Lyricist Robert Hunter's prose is filled with characters, situations and locations that are uniquely and unmistakably American. Although he is best known for his long-term collaborative relationship with Jerry Garcia and the Grateful Dead, his work with noted singer/songwriter Jim Lauderdale over the past decade, including this new album, proves that his writing skills are as sharp as ever.
Lauderdale, who co-wrote all 13 tracks with Hunter, moves further away than usual from his country tendencies on this set. And even though one of the strongest songs, the lovely steel guitar ballad Between Your Heart and Mine featuring supporting vocals from Patty Griffin, is a slice of classic country, the remainder of the album is a rootsy mélange of blues and soul.

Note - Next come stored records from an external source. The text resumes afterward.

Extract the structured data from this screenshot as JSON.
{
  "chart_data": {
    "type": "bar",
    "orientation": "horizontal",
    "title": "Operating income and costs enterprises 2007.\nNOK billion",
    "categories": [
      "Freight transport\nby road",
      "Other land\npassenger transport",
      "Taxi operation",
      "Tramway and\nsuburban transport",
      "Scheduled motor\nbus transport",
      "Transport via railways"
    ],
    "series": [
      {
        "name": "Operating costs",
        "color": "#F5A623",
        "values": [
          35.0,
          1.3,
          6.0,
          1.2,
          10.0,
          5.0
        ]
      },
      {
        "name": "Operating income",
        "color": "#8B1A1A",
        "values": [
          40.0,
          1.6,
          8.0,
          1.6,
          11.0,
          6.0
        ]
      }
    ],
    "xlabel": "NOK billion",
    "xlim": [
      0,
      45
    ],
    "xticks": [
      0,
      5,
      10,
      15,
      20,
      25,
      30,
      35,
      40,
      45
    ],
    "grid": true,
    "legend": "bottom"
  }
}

The greasy southern blues shuffle of Jawbone sits nicely between the catchy title track and Good Together, a soulful tune with horns and gospel chorus that brings to mind Van Morrison's classic albums of the '70s.
With the right collaborator, Hunter's best lyrical moments take listeners on a journey to new places and that is certainly the case with his work with Lauderdale here. The singer's smooth and deep vocals on Louisville Roll flow like the Ohio River described in the song while Lauderdale's urgent musical arrangement on Alligator Alley perfectly matches the song's burning Everglades theme.
With the Grateful Dead, Hunter's lyrics became the centerpiece for classic albums like "American Beauty" and "Workingman's Dead" that successfully brought a country sound to rock. Now with Lauderdale, Hunter's lyrics have become an ideal conduit to bring a rock influence to an artist typically grounded in country music and the results are just as impressive.